Installation and mounting of different diameter and purpose pipes, assemblage of technological equipment and hundreds of detectors, gauges, indicators and other instrumentation inside and on top of these pipe racks are also executed continuously by daytime and night shift workers without any stop.

Two of such Modules- # 11 and # 12 will be used as living quarters for the Plant operators after the completion of all construction works. They will be equipped with canteen, laundry system, toilets, TV rooms and sleeping cabins.
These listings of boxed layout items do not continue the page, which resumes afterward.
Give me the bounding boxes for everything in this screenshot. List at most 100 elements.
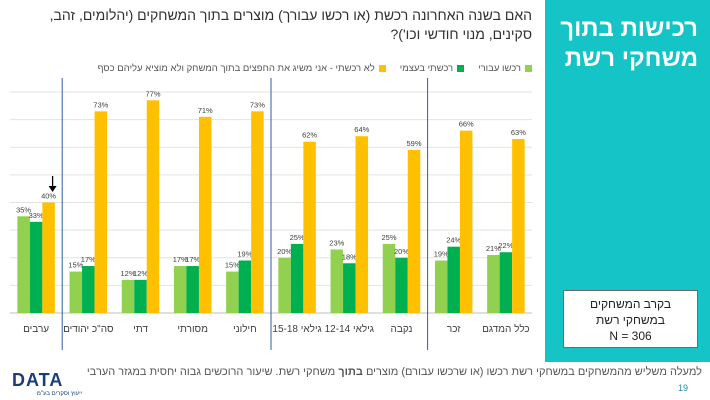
footnote-post: משחקי רשת. שיעור הרוכשים גבוה יחסית במגז…: [86, 366, 339, 378]
sample-note-box: בקרב המשחקים במשחקי רשת N = 306: [563, 290, 698, 348]
logo-text: DATA: [12, 370, 64, 390]
data-label: 63%: [511, 128, 526, 137]
bar: [29, 221, 43, 313]
category-label: מסורתי: [177, 324, 208, 335]
bar: [134, 279, 147, 313]
category-label: סה"כ יהודים: [63, 324, 114, 335]
data-label: 15%: [225, 261, 240, 270]
data-label: 73%: [93, 100, 108, 109]
data-label: 23%: [329, 238, 344, 247]
bar: [198, 116, 212, 313]
bar: [226, 271, 239, 313]
data-label: 77%: [145, 89, 160, 98]
category-label: חילוני: [233, 323, 257, 335]
data-label: 35%: [16, 205, 31, 214]
page-number: 19: [678, 383, 689, 393]
data-label: 73%: [250, 100, 265, 109]
sample-note-line2: במשחקי רשת: [596, 313, 665, 327]
bar: [447, 246, 460, 313]
bar-chart: 21%22% 63% כלל המדגם 19% 24% 66% זכר 25% 20% 59% נ…: [10, 78, 532, 350]
data-label: 17%: [185, 255, 200, 264]
data-label: 15%: [68, 261, 83, 270]
bar: [459, 130, 473, 313]
category-label: גילאי 15-18: [272, 323, 321, 335]
footnote-pre: למעלה משליש מהמשחקים במשחקי רשת רכשו (או…: [362, 366, 702, 378]
bar: [17, 216, 30, 313]
bar: [290, 243, 304, 313]
sample-size: N = 306: [609, 329, 652, 343]
legend-item-bought-myself: רכשתי בעצמי: [399, 62, 465, 74]
bar: [512, 138, 525, 313]
data-label: 22%: [498, 241, 513, 250]
data-label: 33%: [29, 211, 44, 220]
bar: [69, 271, 83, 313]
bar: [355, 136, 369, 313]
bar: [303, 141, 316, 313]
legend-label: רכשתי בעצמי: [399, 62, 454, 74]
bar: [42, 202, 55, 313]
bar: [407, 150, 421, 313]
bar: [238, 260, 252, 313]
bar: [173, 266, 187, 313]
legend-label: לא רכשתי - אני משיג את החפצים בתוך המשחק…: [97, 62, 375, 74]
data-label: 20%: [394, 247, 409, 256]
sample-note-line1: בקרב המשחקים: [589, 297, 672, 311]
data-label: 17%: [81, 255, 96, 264]
legend-swatch-gold: [378, 64, 386, 72]
bar: [395, 257, 408, 313]
data-label: 20%: [277, 247, 292, 256]
data-label: 59%: [406, 139, 421, 148]
slide-title: רכישות בתוך משחקי רשת: [553, 14, 698, 74]
footer-bar: [0, 362, 710, 400]
data-label: 18%: [342, 252, 357, 261]
category-label: דתי: [133, 324, 148, 335]
bar: [146, 100, 160, 313]
legend-item-bought-for-me: רכשו עבורי: [478, 63, 532, 74]
data-label: 66%: [459, 120, 474, 129]
data-label: 71%: [198, 106, 213, 115]
bar: [487, 254, 500, 313]
data-label: 25%: [290, 233, 305, 242]
data-label: 17%: [173, 255, 188, 264]
data-label: 19%: [237, 250, 252, 259]
bar: [343, 263, 356, 313]
category-label: כלל המדגם: [482, 323, 530, 335]
data-label: 21%: [486, 244, 501, 253]
bar: [499, 252, 513, 313]
legend-swatch-light-green: [525, 64, 532, 72]
footnote-bold: בתוך: [338, 366, 363, 378]
footnote: למעלה משליש מהמשחקים במשחקי רשת רכשו (או…: [87, 366, 702, 378]
bar: [251, 111, 264, 314]
category-label: ערבים: [23, 324, 49, 335]
data-label: 12%: [120, 269, 135, 278]
data-label: 40%: [41, 192, 56, 201]
bar: [278, 257, 291, 313]
bar: [94, 111, 108, 314]
legend-item-did-not-buy: לא רכשתי - אני משיג את החפצים בתוך המשחק…: [98, 63, 386, 74]
category-label: זכר: [447, 324, 461, 335]
slide-title-line2: משחקי רשת: [564, 45, 698, 72]
bar: [330, 249, 344, 313]
legend-swatch-dark-green: [457, 64, 465, 72]
category-label: נקבה: [391, 324, 413, 335]
data-label: 24%: [446, 236, 461, 245]
data-label: 62%: [302, 131, 317, 140]
bar: [186, 266, 199, 313]
data-label: 25%: [381, 233, 396, 242]
data-label: 64%: [354, 125, 369, 134]
data-label: 12%: [133, 269, 148, 278]
bar: [382, 243, 396, 313]
company-logo: DATA ייעוץ וסקרים בע"מ: [12, 370, 107, 397]
slide-title-line1: רכישות בתוך: [560, 15, 698, 42]
legend-label: רכשו עבורי: [478, 62, 521, 74]
title-panel: רכישות בתוך משחקי רשת בקרב המשחקים במשחק…: [545, 0, 710, 362]
logo-subtitle: ייעוץ וסקרים בע"מ: [36, 391, 83, 397]
chart-legend: רכשו עבורי רכשתי בעצמי לא רכשתי - אני מש…: [12, 60, 532, 76]
category-label: גילאי 12-14: [325, 323, 374, 335]
bar: [121, 279, 135, 313]
survey-question: האם בשנה האחרונה רכשת (או רכשו עבורך) מו…: [49, 7, 532, 42]
bar: [434, 260, 448, 313]
highlight-arrowhead-icon: [48, 186, 57, 192]
bar: [82, 266, 95, 313]
data-label: 19%: [434, 250, 449, 259]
Nowadays, really big job on engineering and mounting, installation and assembly of piping, tubing, cable trays and special technological equipment are being carried out on these Modules and inside of pipe racks on top of them day and night-round the clock.

All these Modules are supported by huge ( 65 m long, 1,5 m wide ) Piles.

About 45 m parts of these Piles have been driven deep into the underwater soil.

 Besides our Kazakhstan employees, specialists, technicians and engineering workers, construction engineers from Italy, Norway, United Kingdom, United States, Ireland, Canada, India, Pakistan, Philippine, Azerbaijan, Russia and Portugal are also involved in everyday activities on island “D”.

All this international workforce wake up at 06:30 and work from 07:00 morning until 19:00 evening in hot summer days (more than +40o in summer and cold winter

(about -40o). Night shift starts at 19:00 evening and continues until 07:00 next morning.

Dressed in working coveralls, wearing safety boots, glasses, gloves and helmets, workers carry out work continuously under rain, snow, hot summer sun, fog, mist and cold wind.

With such a work they contribute to the main purpose of the project-to complete all planned work timely, in safe way, with high quality and thus move near the really historical date-the start date of oil extraction from worldwide known Kashagan in 2012.

Transportation of workers to the island is done is summer by 150 seat Crew boats which leave for island from Balykshy River port of Atyrau on river Ural. In winter, after the river and shallow water near the island freezes, transportation is organized by 12 seat helicopters from Atyrau airport and back from one of the Helidecks arranged on top of some ships.

All work activities are being carried out according to demands of international standards as per worked out by engineering services department drawings and prepared prior to start of work execution.